Immediate feedback and assistance: Unlike self-paced online courses, a dedicated tutor provides instant feedback on your code, concepts, and practices. This immediate response helps eliminate misunderstandings and sharpens your skills in real-time, making the learning process more efficient.
Motivation and accountability: Regular sessions with a tutor keep you motivated and accountable. Learning Multi agent systems can be challenging, and having a dedicated mentor ensures you stay on track and continue making progress towards your learning goals.
Access to expert insights: Dedicated tutors often bring years of experience and industry knowledge. They can provide insights into best practices, current trends, and professional advice that are invaluable for both learning and career development.
Career guidance: Tutors can also offer guidance on how to apply Multi agent systems in professional settings, assist in building a relevant portfolio, and advise on career opportunities, which is particularly beneficial if you plan to transition into a new role or industry.
By leveraging these benefits, you can significantly improve your competency in Multi agent systems in a structured, supportive, and effective environment.

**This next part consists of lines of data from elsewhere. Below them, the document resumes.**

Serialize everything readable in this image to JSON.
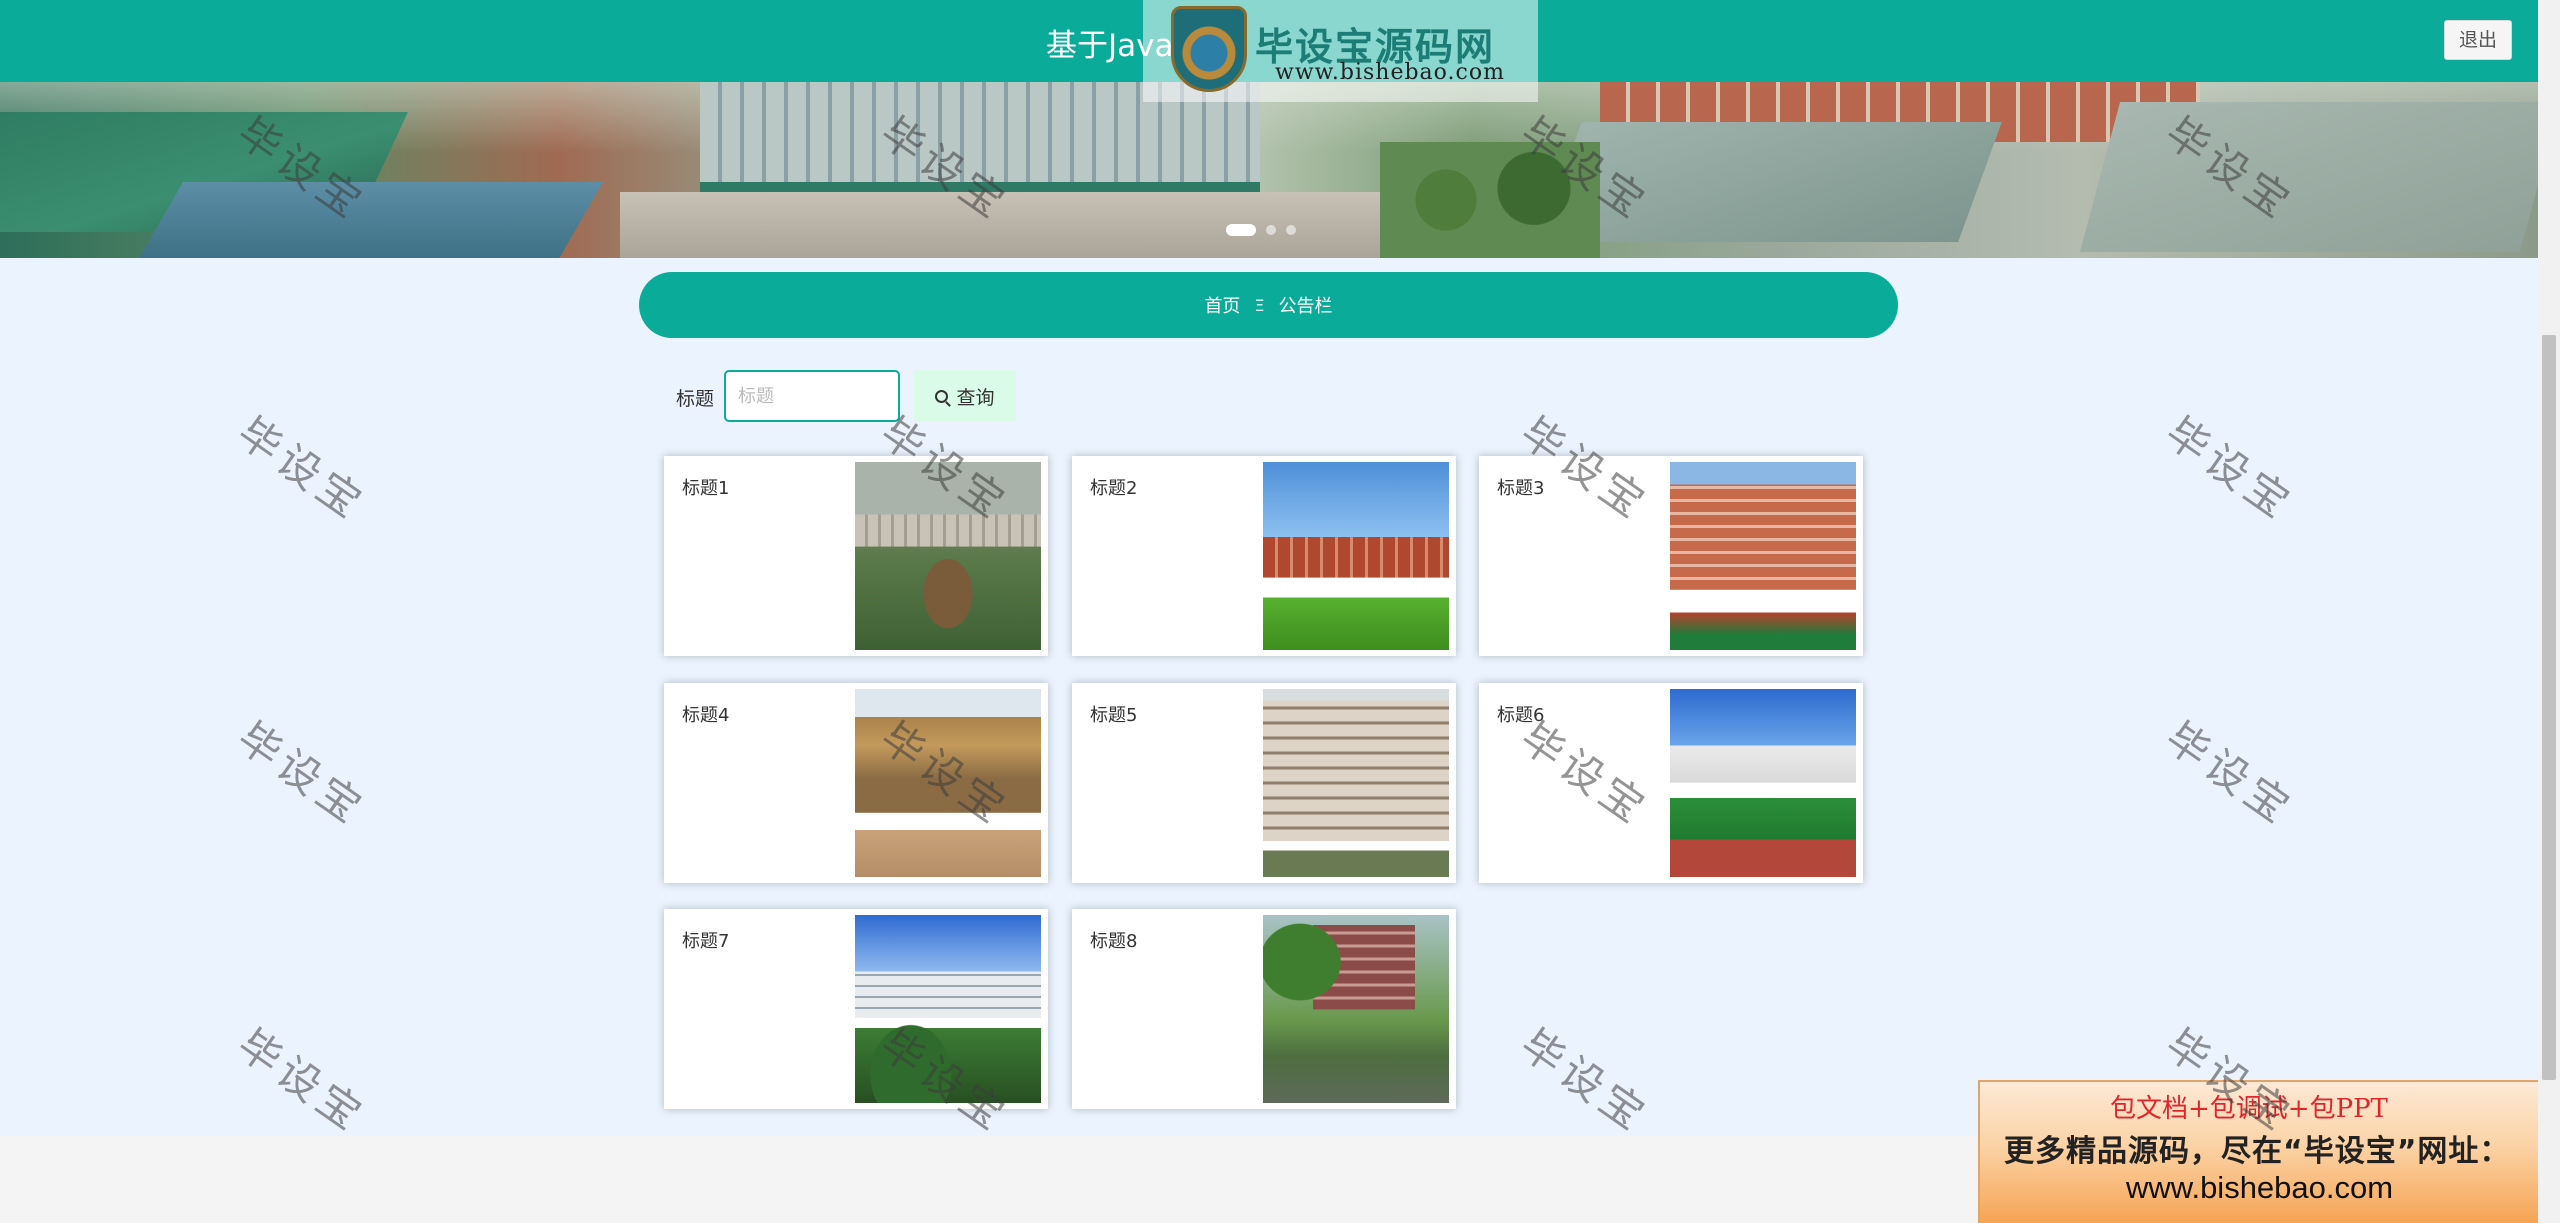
{
  "header": {
    "title": "基于Java的",
    "logout_label": "退出",
    "logo_text": "毕设宝源码网",
    "logo_url": "www.bishebao.com"
  },
  "banner": {
    "slide_count": 3,
    "active_slide": 1
  },
  "breadcrumb": {
    "home": "首页",
    "separator": "Ξ",
    "current": "公告栏"
  },
  "search": {
    "label": "标题",
    "placeholder": "标题",
    "value": "",
    "button_label": "查询",
    "button_icon": "search-icon"
  },
  "cards": [
    {
      "title": "标题1",
      "image": "campus-garden-pavilion"
    },
    {
      "title": "标题2",
      "image": "red-brick-building-lawn"
    },
    {
      "title": "标题3",
      "image": "orange-school-building-track"
    },
    {
      "title": "标题4",
      "image": "classical-hall"
    },
    {
      "title": "标题5",
      "image": "white-dormitory-building"
    },
    {
      "title": "标题6",
      "image": "modern-building-football-field"
    },
    {
      "title": "标题7",
      "image": "white-campus-building-trees"
    },
    {
      "title": "标题8",
      "image": "brick-buildings-pond"
    }
  ],
  "promo": {
    "line1": "包文档+包调试+包PPT",
    "line2": "更多精品源码，尽在“毕设宝”网址：",
    "line3": "www.bishebao.com"
  },
  "watermark_text": "毕设宝",
  "colors": {
    "primary": "#0aab98",
    "page_bg": "#eaf3fe",
    "search_btn_bg": "#d9fbe7",
    "promo_red": "#e0262a"
  }
}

How does personalized Multi agent systems mentoring differ from traditional classroom learning?
Personalized Multi agent systems mentoring through Codementor offers a unique and effective learning approach compared to traditional classroom learning, particularly in these key aspects:
Customized content: Personalized mentoring adapts the learning material and pace specifically to your needs and skill level. This means the sessions can focus on areas where you need the most help or interest, unlike classroom settings which follow a fixed curriculum for all students.
One-on-one attention: With personalized mentoring, you receive the undivided attention of the tutor. This allows for immediate feedback and detailed explanations, ensuring that no questions are left unanswered, and concepts are fully understood.
Flexible scheduling: Personalized mentoring is arranged around your schedule, providing the flexibility to learn at times that are most convenient for you. This is often not possible in traditional classroom settings, which operate on a fixed schedule.
Pace of learning: In personalized mentoring, the pace can be adjusted according to how quickly or slowly you grasp new concepts. This custom pacing can significantly enhance the learning experience, as opposed to a classroom environment where the pace is set and may not align with every student’s learning speed.
Practical, hands-on learning: Mentors can provide more practical, hands-on learning experiences tailored to real-world applications. This direct application of skills is often more limited in classroom settings due to the general nature of the curriculum and the number of students involved.
Personalized mentoring thus provides a more tailored, flexible, and intensive learning experience, making it ideal for those who seek a focused and practical approach to mastering Multi agent systems.